Seniors Struggle to Visit Doctor – Report
Thursday, 31st October 2013 at 9:01 am
Seniors are missing out on healthcare and public transport to keep up with the costs of basic essentials such as utility bills, according to a new report from National Seniors Australia Productive Ageing Centre.
The report, A squeeze on spending? An update on household living costs for senior Australians, reveals more than half a million low-income senior households are spending on average four-fifths of their incomes on essentials such as water, gas, insurance, medical services and rates – all of which have risen by more than double the inflation rate over the past five years.

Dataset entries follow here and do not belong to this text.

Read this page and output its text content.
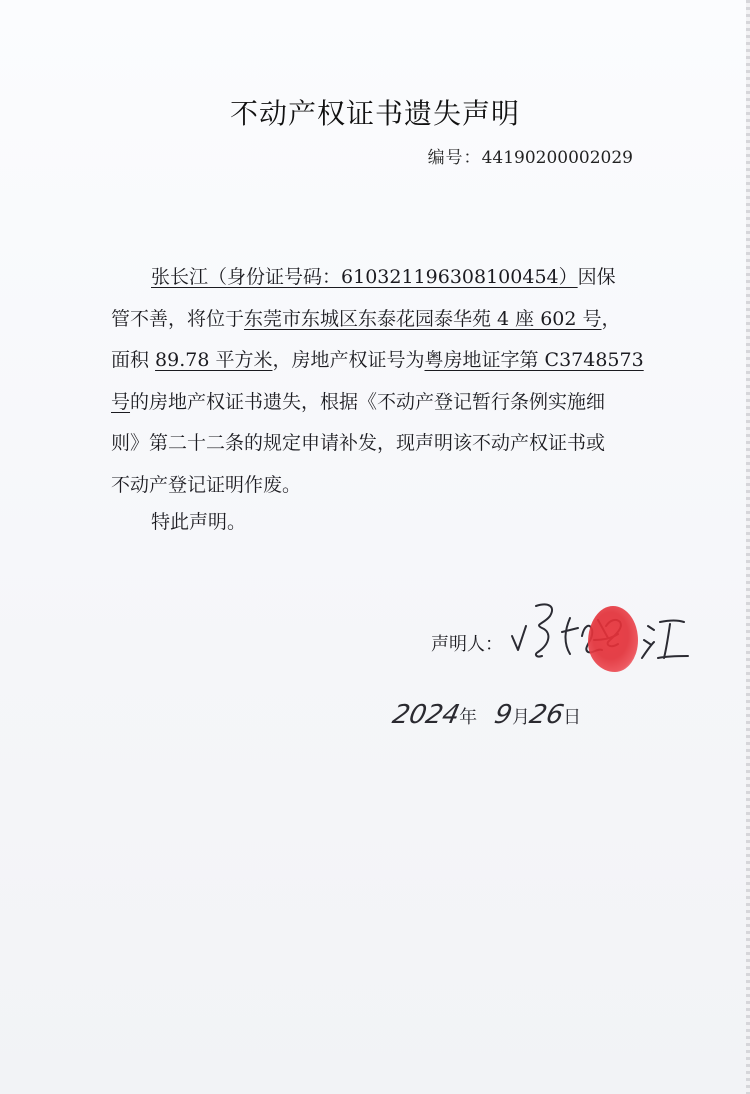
不动产权证书遗失声明
编号：44190200002029
张长江（身份证号码：610321196308100454）因保
管不善，将位于东莞市东城区东泰花园泰华苑 4 座 602 号，
面积 89.78 平方米，房地产权证号为粤房地证字第 C3748573
号的房地产权证书遗失，根据《不动产登记暂行条例实施细
则》第二十二条的规定申请补发，现声明该不动产权证书或
不动产登记证明作废。
特此声明。
声明人：
2024年 9月26日
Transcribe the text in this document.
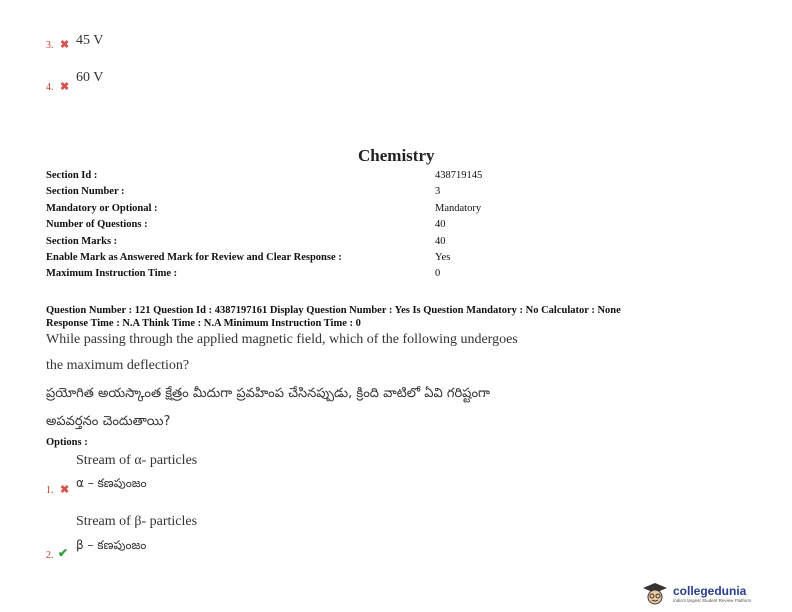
3. ✖ 45 V
4. ✖
60 V
Chemistry
Section Id :	438719145
Section Number :	3
Mandatory or Optional :	Mandatory
Number of Questions :	40
Section Marks :	40
Enable Mark as Answered Mark for Review and Clear Response :	Yes
Maximum Instruction Time :	0
Question Number : 121 Question Id : 4387197161 Display Question Number : Yes Is Question Mandatory : No Calculator : None
Response Time : N.A Think Time : N.A Minimum Instruction Time : 0
While passing through the applied magnetic field, which of the following undergoes
the maximum deflection?
ప్రయోగిత అయస్కాంత క్షేత్రం మీదుగా ప్రవహింప చేసినప్పుడు, క్రింది వాటిలో ఏవి గరిష్టంగా
అపవర్తనం చెందుతాయి?
Options :
Stream of α- particles
1. ✖ α – కణపుంజం
Stream of β- particles
2. ✔
β – కణపుంజం
collegedunia
India's largest Student Review Platform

The report showed 15 per cent of households – mostly pensioner households – were no longer spending any money on medical fees, public transport, eating out, clothing, cigarettes and alcohol, or car and home maintenance.
National Seniors chief executive Michael O’Neill said some of the findings from today’s report were alarming.
"This study looked at household cost of living pressures affecting the over 50s and examined the changes in spending behaviour caused by higher prices in essential items,” O’Neill said.
“A very worrying trend is the fact that some seniors may not be receiving health care when they need it because they have been forced to cut their spending.
“We are also seeing an increase in low-income seniors living in rental houses, making them extremely vulnerable to the ups and downs of the housing market’s rent cycle.”
The report also found the number of senior households reliant on the pension grew by 55,000 (6.5 per cent) between 2006 and 2011 as a result of more baby boomers reaching age 65.
The biggest price increase was for electricity, which rose by 83 per cent – more than six times the overall rate of inflation.
In 2011, almost a quarter of a million (245,000) senior households said they had been unable to pay their utility (electricity, gas or telephone) bills on time and the proportion of pensioners unable to pay their utilities bills rose by 13 per cent over five years.
Over the five years to March 2013, the majority of the top 10 price rises were for essential household goods or services.